In this, the second instalment of a four-post mini-series on the issue of school sixth forms that don’t enter any students for AS- or A-level physics, I would like to share just two graphs with you: one on school size and one on schools with small physics classes.
I split up the 2,591 English school sixth forms into five almost-equally sized groups (quintiles) based on the number of students entered for AS- or A-levels. Of the 235 school sixth forms that had no entries to physics, 188 were in the smallest size quintile (quintile one). Outside of the smallest two quintiles, only nine school sixth forms out of 1543 had no entries to physics.
Shown in the graph below is the fact that 454 school sixth forms have between one and five students entered for AS-level physics. This strongly suggests that this will need revisiting in the coming years, just so we can see whether these school sixth forms still have any entries at all. There are also 780 school sixth forms with between one and five entries to A-level physics.

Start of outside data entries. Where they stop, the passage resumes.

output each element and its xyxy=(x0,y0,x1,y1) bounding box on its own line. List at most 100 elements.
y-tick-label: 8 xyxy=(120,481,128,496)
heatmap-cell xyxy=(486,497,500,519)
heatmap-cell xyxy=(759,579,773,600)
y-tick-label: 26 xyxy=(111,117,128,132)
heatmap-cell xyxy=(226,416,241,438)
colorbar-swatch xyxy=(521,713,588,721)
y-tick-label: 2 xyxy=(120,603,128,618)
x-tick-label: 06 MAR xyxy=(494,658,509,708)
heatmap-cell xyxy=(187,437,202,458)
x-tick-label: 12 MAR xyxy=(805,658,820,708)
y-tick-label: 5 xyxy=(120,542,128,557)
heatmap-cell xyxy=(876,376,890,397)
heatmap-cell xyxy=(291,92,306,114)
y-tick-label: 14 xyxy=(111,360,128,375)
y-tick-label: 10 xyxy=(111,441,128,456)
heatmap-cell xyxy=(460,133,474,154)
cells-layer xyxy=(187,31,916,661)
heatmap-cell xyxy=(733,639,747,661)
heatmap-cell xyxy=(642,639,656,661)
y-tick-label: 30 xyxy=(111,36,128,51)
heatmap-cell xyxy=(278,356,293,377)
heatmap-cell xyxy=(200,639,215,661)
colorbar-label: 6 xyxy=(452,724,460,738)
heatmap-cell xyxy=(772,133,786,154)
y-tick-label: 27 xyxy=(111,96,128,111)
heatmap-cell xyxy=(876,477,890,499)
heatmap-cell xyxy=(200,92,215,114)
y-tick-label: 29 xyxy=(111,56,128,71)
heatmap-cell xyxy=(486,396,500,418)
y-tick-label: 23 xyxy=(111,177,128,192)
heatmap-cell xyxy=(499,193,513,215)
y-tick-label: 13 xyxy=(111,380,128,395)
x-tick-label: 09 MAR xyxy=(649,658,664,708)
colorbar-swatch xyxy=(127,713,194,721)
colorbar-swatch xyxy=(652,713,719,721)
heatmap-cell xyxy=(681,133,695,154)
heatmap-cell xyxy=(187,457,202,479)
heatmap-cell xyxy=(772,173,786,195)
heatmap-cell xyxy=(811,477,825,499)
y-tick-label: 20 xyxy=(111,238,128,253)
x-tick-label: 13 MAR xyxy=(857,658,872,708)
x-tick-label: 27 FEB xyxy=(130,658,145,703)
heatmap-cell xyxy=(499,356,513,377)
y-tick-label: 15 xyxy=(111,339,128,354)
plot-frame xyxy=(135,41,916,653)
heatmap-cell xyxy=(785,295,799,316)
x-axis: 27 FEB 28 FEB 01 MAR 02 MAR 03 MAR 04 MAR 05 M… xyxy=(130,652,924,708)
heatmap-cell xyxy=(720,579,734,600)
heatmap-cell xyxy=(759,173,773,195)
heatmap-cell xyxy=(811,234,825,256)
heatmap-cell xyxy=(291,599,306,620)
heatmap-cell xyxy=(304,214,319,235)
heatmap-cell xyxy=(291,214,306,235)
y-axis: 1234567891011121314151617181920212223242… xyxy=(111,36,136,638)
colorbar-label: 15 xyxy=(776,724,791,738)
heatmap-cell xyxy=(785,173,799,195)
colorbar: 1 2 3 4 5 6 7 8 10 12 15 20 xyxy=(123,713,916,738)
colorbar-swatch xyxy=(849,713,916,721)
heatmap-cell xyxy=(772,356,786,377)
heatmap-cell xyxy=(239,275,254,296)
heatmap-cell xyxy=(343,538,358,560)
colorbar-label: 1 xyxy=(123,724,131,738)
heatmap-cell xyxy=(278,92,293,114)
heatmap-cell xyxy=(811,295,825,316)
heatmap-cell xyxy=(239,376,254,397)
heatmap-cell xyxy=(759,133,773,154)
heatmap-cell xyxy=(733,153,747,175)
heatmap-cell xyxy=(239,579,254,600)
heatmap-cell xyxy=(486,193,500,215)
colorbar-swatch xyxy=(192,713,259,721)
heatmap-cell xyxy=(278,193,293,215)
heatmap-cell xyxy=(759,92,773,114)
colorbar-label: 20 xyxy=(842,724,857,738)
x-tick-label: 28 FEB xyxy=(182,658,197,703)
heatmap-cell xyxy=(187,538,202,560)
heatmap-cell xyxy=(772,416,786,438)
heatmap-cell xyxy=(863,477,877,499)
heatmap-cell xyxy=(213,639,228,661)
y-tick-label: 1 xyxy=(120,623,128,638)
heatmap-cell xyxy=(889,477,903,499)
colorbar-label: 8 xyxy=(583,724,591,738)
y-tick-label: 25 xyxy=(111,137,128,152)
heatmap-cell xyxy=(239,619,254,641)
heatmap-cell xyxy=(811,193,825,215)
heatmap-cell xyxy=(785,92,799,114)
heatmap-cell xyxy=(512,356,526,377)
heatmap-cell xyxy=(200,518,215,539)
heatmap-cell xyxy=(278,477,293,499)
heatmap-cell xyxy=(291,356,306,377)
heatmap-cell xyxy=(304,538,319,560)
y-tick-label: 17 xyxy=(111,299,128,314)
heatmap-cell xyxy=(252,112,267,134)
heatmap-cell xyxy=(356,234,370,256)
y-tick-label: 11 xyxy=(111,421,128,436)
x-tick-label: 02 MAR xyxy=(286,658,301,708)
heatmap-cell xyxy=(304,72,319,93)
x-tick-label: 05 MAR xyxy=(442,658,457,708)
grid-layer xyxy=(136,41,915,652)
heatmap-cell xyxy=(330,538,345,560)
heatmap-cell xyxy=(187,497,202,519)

These two graphs show us that small school sixth forms are those at risk of having no students entered for AS- or A-level physics, and there are a great number of school sixth forms out there with small physics classes. I would assume that the schools with small physics classes today are those at risk of becoming the schools with no entries of tomorrow. Future work I would like to do in this area would be to identify the rates at which this occurs, and the school conditions that are precursors to the change.
In the meantime, we should consider what can be done to ensure that more school sixth forms don’t go the way of the 235 with no physics entries.